В книге «О граде Божием» (XII, 4, 1) Августин отвергает циклические концепции истории, равно как и слова Екклесиаста «Нет ничего нового под солнцем». Августин заявляет: мы знаем, что Платон учил в Афинах лишь однажды, как мы знаем, что лишь однажды Иисус Христос принял смерть за грехи наши[578]. Эта фокусировка на абсолютной уникальности факта Воплощения породила новое восприятие человеческой истории. Основу нынешней историографической парадигмы образует секуляризованная версия модели божественного согласования, разбавляемая теми или иными дозами конфликта и множественности. Это отношение к прошлому ярко выражают такие метафоры, как перспектива, точка зрения и им подобные. Как нетрудно заметить, я и сам в этой статье не смог обойтись без использования этих метафор – это всего лишь один мелкий пример их повсеместного присутствия в сегодняшнем историографическом дискурсе. Но мирское, на первый взгляд, облачение этих метафор не должно скрывать их происхождения – а происходят они от Августина. На способе, которым мы познаем прошлое, лежит глубокая печать христианской позиции превосходства по отношению к иудеям. Иначе говоря: самоопределение христианства, закрепленное в выражении «verus Israel», «истинный Израиль», стало местом зарождения того представления об исторической истине, которое еще и сегодня является нашим – и я намеренно использую здесь это предельно растяжимое притяжательное местоимение.

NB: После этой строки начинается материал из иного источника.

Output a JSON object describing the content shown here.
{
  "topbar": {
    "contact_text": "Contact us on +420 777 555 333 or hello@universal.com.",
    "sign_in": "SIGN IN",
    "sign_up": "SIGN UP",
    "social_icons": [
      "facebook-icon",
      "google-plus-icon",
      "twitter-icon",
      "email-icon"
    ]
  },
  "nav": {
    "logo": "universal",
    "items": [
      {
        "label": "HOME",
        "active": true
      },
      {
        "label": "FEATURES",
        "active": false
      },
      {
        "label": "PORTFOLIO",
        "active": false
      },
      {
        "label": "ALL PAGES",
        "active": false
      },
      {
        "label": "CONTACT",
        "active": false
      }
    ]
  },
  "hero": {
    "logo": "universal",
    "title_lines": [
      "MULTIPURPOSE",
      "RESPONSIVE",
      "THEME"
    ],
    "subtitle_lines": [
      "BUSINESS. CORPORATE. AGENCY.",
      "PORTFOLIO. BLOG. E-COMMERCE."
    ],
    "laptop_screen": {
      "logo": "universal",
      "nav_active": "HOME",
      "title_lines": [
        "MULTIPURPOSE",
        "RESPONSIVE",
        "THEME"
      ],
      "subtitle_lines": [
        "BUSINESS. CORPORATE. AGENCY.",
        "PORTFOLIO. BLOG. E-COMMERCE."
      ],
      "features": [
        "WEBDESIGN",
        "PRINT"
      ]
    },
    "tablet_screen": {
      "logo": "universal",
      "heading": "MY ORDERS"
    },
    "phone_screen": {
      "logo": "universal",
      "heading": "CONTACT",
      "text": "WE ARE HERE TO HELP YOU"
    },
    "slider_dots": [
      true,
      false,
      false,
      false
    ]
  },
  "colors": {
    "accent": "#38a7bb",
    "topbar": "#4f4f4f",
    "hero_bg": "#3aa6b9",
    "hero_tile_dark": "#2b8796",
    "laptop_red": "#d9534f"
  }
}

Осознание этого факта вызвало у меня глубокий дискомфорт: возможно, это чувство разделят со мной и другие, к какой бы общности они ни принадлежали. Но ведь в конечном счете контекст, к которому восходит та или иная идея, лишь отчасти обуславливает ее последующие применения. Августин («О христианском учении», II, 40) усмотрел в осуществленном сынами Израиля изъятии золотых и серебряных вещей у египтян (Исх 12: 35–36) образец того, как христианам надлежит относиться к культурному наследию язычников. Сегодня мы хорошо знаем, что любое культурное наследие является объектом постоянного присвоения и переработки. Кто же изымет у нас наше наследие, кто присвоит себе наше представление об истории, при этом, возможно, отвергнув его концептуальное ядро, глубоко заложенное в метафору перспективы?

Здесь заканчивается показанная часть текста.